Il faut d’abord monter en voiture. L’exercice est souvent malaisé à cause de la hauteur des voitures, notamment pour les dames, embarrassées par leurs longues toilettes. Marchepieds nombreux et de formes diverses — fixes, escamotables, à tiroir, portefeuilles, automatiques — échelles pliables suspendues ou rangées dans un compartiment idoine, poignées de montoir que l’on saisit à pleine main pour se hisser dans la voiture, sont autant d’accessoires facilitant l’accès aux sièges intérieurs ou extérieurs.
Marchepied portefeuille, Coupé de voyage du marquis d’Albon, construit par Berlioz et Gouillon à Paris (Haras National du Pin)
Marchepied à décrottoir, Coupé de voyage des princes de Monaco (Monaco, Collection de voitures anciennes de S.A.S. le Prince de Monaco)
Echelle télescopique en acier, Park Drag construit par Enrico Orsaniga à Milan (Plaisance, Museo delle carrozze)
Á l’intérieur tout est conçu pour le plus grand confort des voyageurs : sièges moelleux et capitonnés ; filets et chapelières tendus sous l’impériale pour le rangement d’objets légers et des chapeaux ; petit coffre à secret, appelé tambour ou arsenal, en saillie sur le panneau arrière pour mettre en sûreté armes et objets précieux, argent ou bijoux ; sous la caisse, cave renfermant nourriture, boissons et matelas, accessibles à tout instant par une trappe ouverte dans le plancher ; poches nombreuses et commodes, dissimulées dans la garniture intérieure, servant à garder sous la main tous les menus objets indispensables à l’agrément du voyage, montre, livres, jeux de cartes, objets de toilette...
Tambour, Coupé du général Dupas, construit par Ritter à Strasbourg, vers 1805 (Thonon les Bains, Château Ripaille)
Poches dissimulées dans la garniture d’un coupé, construit par Clochez à Paris (Fécamp, Musée Centre des Arts)
La longueur des étapes oblige à être prévoyant. Ainsi, « outre la place qui est indispensable aux personnes, il faut songer à celle qui est nécessaire aux effets ; nos belles dames qui se rendent dans leurs terres et aux eaux consentent bien à ce que leurs romans soient placés dans la cave de la voiture, et leur musique sur l’impériale, mais elles ne veulent se dessaisir ni de leurs chapeaux, ni de leur rouge, ni de leurs odeurs » commente Le Journal des Dames (1819) non sans ironie.

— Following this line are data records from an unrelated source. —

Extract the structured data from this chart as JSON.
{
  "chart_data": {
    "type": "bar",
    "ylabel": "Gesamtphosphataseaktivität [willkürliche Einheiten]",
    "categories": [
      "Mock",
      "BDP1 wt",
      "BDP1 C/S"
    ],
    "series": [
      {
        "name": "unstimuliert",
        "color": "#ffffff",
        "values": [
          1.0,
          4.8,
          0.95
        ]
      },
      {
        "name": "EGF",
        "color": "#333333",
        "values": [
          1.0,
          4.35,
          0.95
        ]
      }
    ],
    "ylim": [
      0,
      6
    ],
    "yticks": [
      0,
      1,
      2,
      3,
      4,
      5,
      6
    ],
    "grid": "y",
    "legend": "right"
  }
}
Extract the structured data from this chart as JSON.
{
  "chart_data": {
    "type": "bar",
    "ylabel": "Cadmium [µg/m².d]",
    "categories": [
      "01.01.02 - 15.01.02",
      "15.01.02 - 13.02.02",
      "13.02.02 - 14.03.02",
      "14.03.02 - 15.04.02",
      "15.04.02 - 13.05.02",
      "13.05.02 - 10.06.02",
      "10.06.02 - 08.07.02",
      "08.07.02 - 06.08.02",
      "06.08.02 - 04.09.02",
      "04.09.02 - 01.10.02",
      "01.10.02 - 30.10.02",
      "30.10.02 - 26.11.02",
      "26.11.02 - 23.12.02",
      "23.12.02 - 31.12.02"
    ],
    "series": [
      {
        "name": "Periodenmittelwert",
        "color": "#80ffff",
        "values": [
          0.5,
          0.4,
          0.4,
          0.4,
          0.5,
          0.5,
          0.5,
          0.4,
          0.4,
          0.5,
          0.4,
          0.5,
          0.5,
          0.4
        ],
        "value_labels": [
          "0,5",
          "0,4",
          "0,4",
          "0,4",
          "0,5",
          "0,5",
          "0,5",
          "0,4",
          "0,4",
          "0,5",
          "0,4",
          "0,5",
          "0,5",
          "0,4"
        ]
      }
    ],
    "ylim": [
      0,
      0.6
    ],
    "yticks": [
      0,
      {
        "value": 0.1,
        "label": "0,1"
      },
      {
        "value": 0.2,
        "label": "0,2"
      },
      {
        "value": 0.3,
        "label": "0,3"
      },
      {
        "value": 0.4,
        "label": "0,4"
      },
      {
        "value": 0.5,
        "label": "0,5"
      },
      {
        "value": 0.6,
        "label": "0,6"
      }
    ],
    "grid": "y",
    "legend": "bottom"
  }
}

L’Itinéraire complet du royaume de France (1828), sorte de guide du voyageur, ajoute : « On fera bien, si l’on a sa propre voiture, d’y pratiquer ce qu’on appelle magasin et poches pour y mettre ce dont on a besoin la nuit, et autres choses que l’on veut toujours avoir sous la main, ou dont on veut se servir dans la route, afin de n’être pas obligé de faire et défaire la malle à chaque instant. ».
Aménagement intérieur du Coupé-dormeuse de campagne de Napoléon 1er. Restitution par Paul H. Downing, mise en couleurs par Andrzej Novak-Zemplinski
Selon la romancière George Sand, la berline de sa grand-mère avec laquelle elle voyageait lorsqu’elle était enfant, en 1810, « était une véritable maison roulante. On sait de combien de paquets, de détails et de commodités de tout genre, les vieilles gens, et surtout les personnes raffinées, se chargeaient et s’incommodaient en voyage. Les innombrables poches de ce véhicule étaient remplies de provisions de bouche, de friandises, de parfums, de jeux de cartes, de livres, d’itinéraires, d’argent, que sais-je ? Ma grand-mère et sa femme de chambre, empaquetées de couvre-pieds et d’oreillers, étaient étendues au fond… ».
Fixées de part et d’autre des sièges, des crémaillères ou brassières, épaisses bandes de tissu recouvertes d’un large galon et formant une ou plusieurs boucles superposées, soutiennent les bras du voyageur passés dans ces boucles.
Crémaillères ou brassières. Coupé de voyage du marquis d’Albon construit par Berlioz et Gouillon à Paris (Haras National du Pin)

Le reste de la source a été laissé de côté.